This three-level causal model is the foundation of dependability analysis:

Fault — The root cause: a defect in a system component. A fault may be dormant (not yet causing problems) until specific conditions activate it.
Error — When a fault is activated, it creates an error: a part of the system state that deviates from the correct value. The error may remain internal or propagate.
Failure — When the error propagates to the service interface and causes the delivered service to deviate from its specification, a service failure occurs.

A fault might remain dormant for a long time. For example, a bug in software that is not executed, or a shared variable in a multithreaded application that is not lock-protected but is only accessed by one thread at a time. When the specific condition is met, the fault is activated, causing an error in the component. As the component interacts with others, the error propagates through the system. When the error reaches the interface, a service failure occurs.

Important

Due to the recursive nature of system composition, the failure of one system may cause a fault in a larger system when the former is a component of the latter. This recursive relationship is called the chain of threats — and it is why the terms "fault" and "failure" are often (improperly) used interchangeably in the literature.

flowchart LR
    F["Fault"] -->|Activation| E["Error"]
    E -->|Propagation| F2["Failure"]
    F2 -->|Causation in
larger system| F3["Fault (parent)"]

6. Taxonomies of Faults

Different sorts of faults require different treatments. Faults can be classified according to six criteria: source, intent, duration, manifestation, reproducibility, and relationship with other faults. Click through the tabs below to explore each classification.

Source of Faults

Based on their source, faults are classified as:

Hardware faults — caused by failure of hardware components: power outages, hard drive failures, bad memory chips, etc.
Software faults — caused by software bugs: race conditions, no-boundary-checks for arrays, logic errors, etc.
Operator faults — caused by human operators: misconfiguration, wrong upgrade procedures, accidental deletions, etc.

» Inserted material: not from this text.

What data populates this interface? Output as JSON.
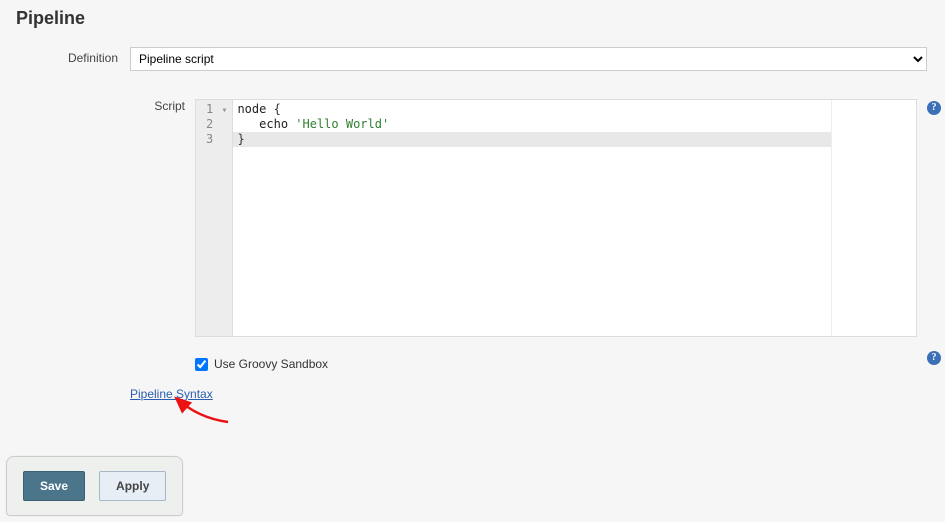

Hardware faults are typically random and independent; software faults are systematic and often correlated across replicas (all replicas run the same code). Operator faults are the hardest to predict and guard against.

Intent of Faults

Based on intent, faults are classified as:

Non-malicious faults — not caused with malicious intent. Examples: naturally-occurring hardware faults, unintended software bugs.
Malicious faults — caused by a person with intent to harm the system. Examples: denial of service attacks, integrity compromises, Byzantine faults (where a component may behave arbitrarily — sending conflicting information to different parts of the system).

The examiner will ask

Byzantine faults represent the most severe class of malicious faults: a faulty component may send arbitrary, possibly conflicting, values to different components. This models scenarios where a node is compromised and controlled by an attacker.

Duration of Faults

Based on duration, faults are classified as:

Transient faults — activated momentarily, then go dormant again. Example: a power spike that affects a hardware component and then disappears.
Intermittent faults — occur, vanish on their own, reappear, and so on. Example: a race condition that occurs only when two threads access the same shared variable at exactly the same time.
Permanent faults — once activated, remain until the faulty component is repaired or the source is addressed. Example: a power outage (a computer stays off until power is restored), or a process crash.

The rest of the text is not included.